Leone XIV è arrivato al papato in un tempo che non concedeva apprendistati. Guerre aperte. Diplomazia in crisi. Istituzioni internazionali svuotate. Dall’Ucraina al Medio Oriente, fino all’Africa e all’Asia: un mondo attraversato dalla logica della forza.


E il nuovo Papa, nei primi mesi, ha parlato poco.
Alcuni hanno letto quel silenzio come indecisione. Sbagliavano. Era ascolto. Prevost stava cercando la sua voce. E l’ha trovata.


Il cuore del suo pontificato è una convinzione precisa: tenere insieme ciò che si sta frantumando. Una Chiesa polarizzata. Un mondo che ha smesso di parlarsi. Un sistema internazionale che sostituisce il dialogo con la pressione permanente.

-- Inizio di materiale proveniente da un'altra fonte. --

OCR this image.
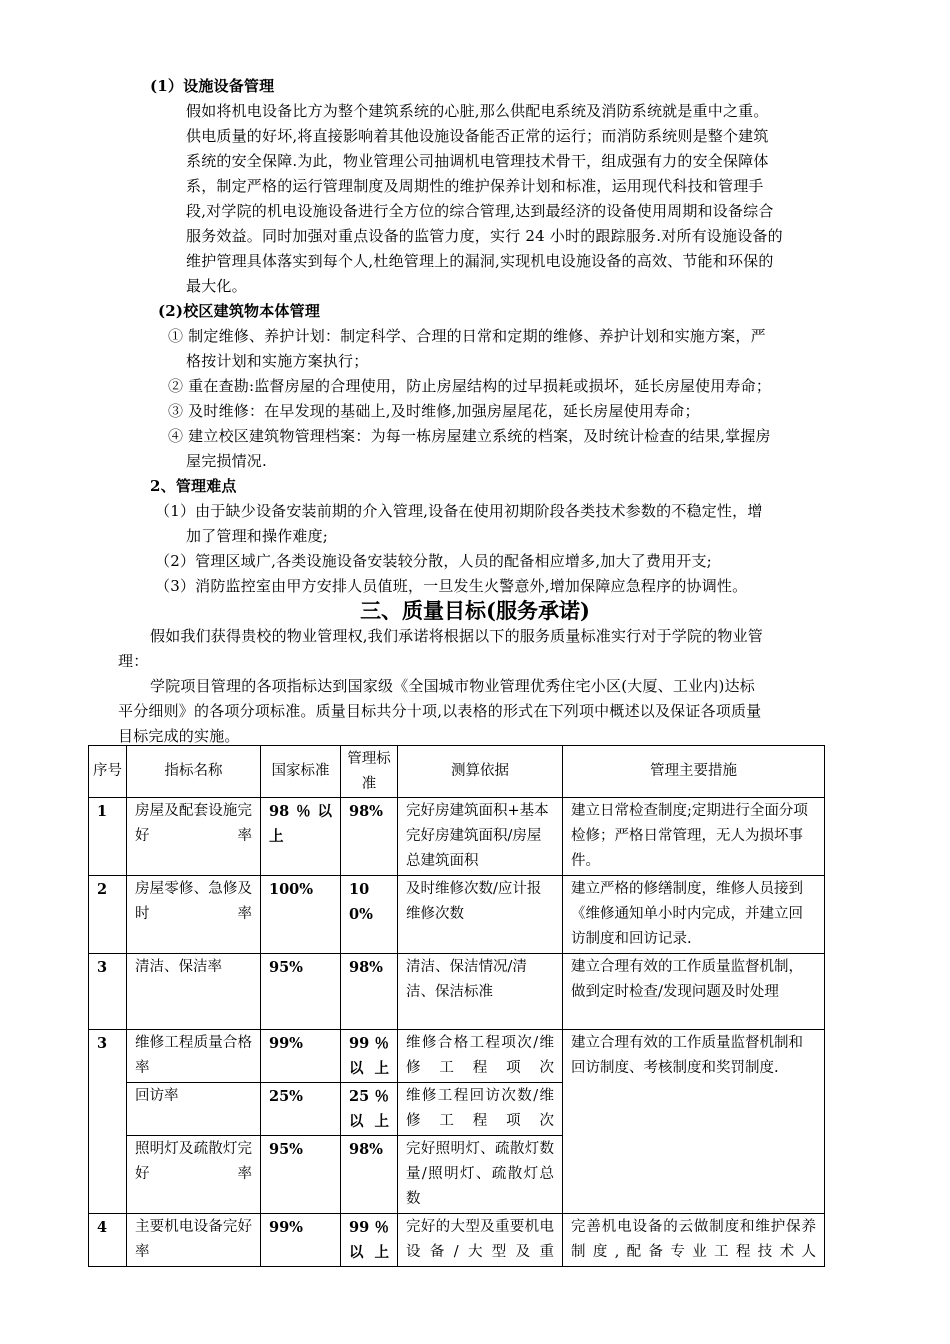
(1）设施设备管理
假如将机电设备比方为整个建筑系统的心脏,那么供配电系统及消防系统就是重中之重。
供电质量的好坏,将直接影响着其他设施设备能否正常的运行；而消防系统则是整个建筑
系统的安全保障.为此，物业管理公司抽调机电管理技术骨干，组成强有力的安全保障体
系，制定严格的运行管理制度及周期性的维护保养计划和标准，运用现代科技和管理手
段,对学院的机电设施设备进行全方位的综合管理,达到最经济的设备使用周期和设备综合
服务效益。同时加强对重点设备的监管力度，实行 24 小时的跟踪服务.对所有设施设备的
维护管理具体落实到每个人,杜绝管理上的漏洞,实现机电设施设备的高效、节能和环保的
最大化。
(2)校区建筑物本体管理
① 制定维修、养护计划：制定科学、合理的日常和定期的维修、养护计划和实施方案，严
格按计划和实施方案执行；
② 重在查勘:监督房屋的合理使用，防止房屋结构的过早损耗或损坏，延长房屋使用寿命；
③ 及时维修：在早发现的基础上,及时维修,加强房屋尾花，延长房屋使用寿命；
④ 建立校区建筑物管理档案：为每一栋房屋建立系统的档案，及时统计检查的结果,掌握房
屋完损情况.
2、管理难点
（1）由于缺少设备安装前期的介入管理,设备在使用初期阶段各类技术参数的不稳定性，增
加了管理和操作难度;
（2）管理区域广,各类设施设备安装较分散，人员的配备相应增多,加大了费用开支;
（3）消防监控室由甲方安排人员值班，一旦发生火警意外,增加保障应急程序的协调性。
三、质量目标(服务承诺)
假如我们获得贵校的物业管理权,我们承诺将根据以下的服务质量标准实行对于学院的物业管
理：
学院项目管理的各项指标达到国家级《全国城市物业管理优秀住宅小区(大厦、工业内)达标
平分细则》的各项分项标准。质量目标共分十项,以表格的形式在下列项中概述以及保证各项质量
目标完成的实施。
序号	指标名称	国家标准	管理标准	测算依据	管理主要措施
1	房屋及配套设施完好率	98％以上	98%	完好房建筑面积+基本完好房建筑面积/房屋总建筑面积	建立日常检查制度;定期进行全面分项检修；严格日常管理，无人为损坏事件。
2	房屋零修、急修及时率	100%	100%	及时维修次数/应计报维修次数	建立严格的修缮制度，维修人员接到《维修通知单小时内完成，并建立回访制度和回访记录.
3	清洁、保洁率	95%	98%	清洁、保洁情况/清洁、保洁标准	建立合理有效的工作质量监督机制，做到定时检查/发现问题及时处理
3	维修工程质量合格率	99%	99％以上	维修合格工程项次/维修工程项次	建立合理有效的工作质量监督机制和回访制度、考核制度和奖罚制度.
	回访率	25%	25％以上	维修工程回访次数/维修工程项次	
	照明灯及疏散灯完好率	95%	98%	完好照明灯、疏散灯数量/照明灯、疏散灯总数	
4	主要机电设备完好率	99%	99％以上	完好的大型及重要机电设备/大型及重	完善机电设备的云做制度和维护保养制度,配备专业工程技术人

Leone XIV insiste sull’unità. Ma non come uniformità. Come convivenza nelle differenze, senza che siano trasformate in guerra culturale. È una visione profondamente agostiniana, fondata sulla fede e su Cristo. L’unità come tensione viva, non come appiattimento.


Da qui nasce anche la sua idea di diplomazia. Il Papa non separa mai la profezia dalla mediazione. Parla con nettezza contro la guerra. Contro la sacralizzazione del potere. Contro l’uso politico della religione. Ma tiene aperti i canali con tutti. Persino con gli interlocutori più ostili.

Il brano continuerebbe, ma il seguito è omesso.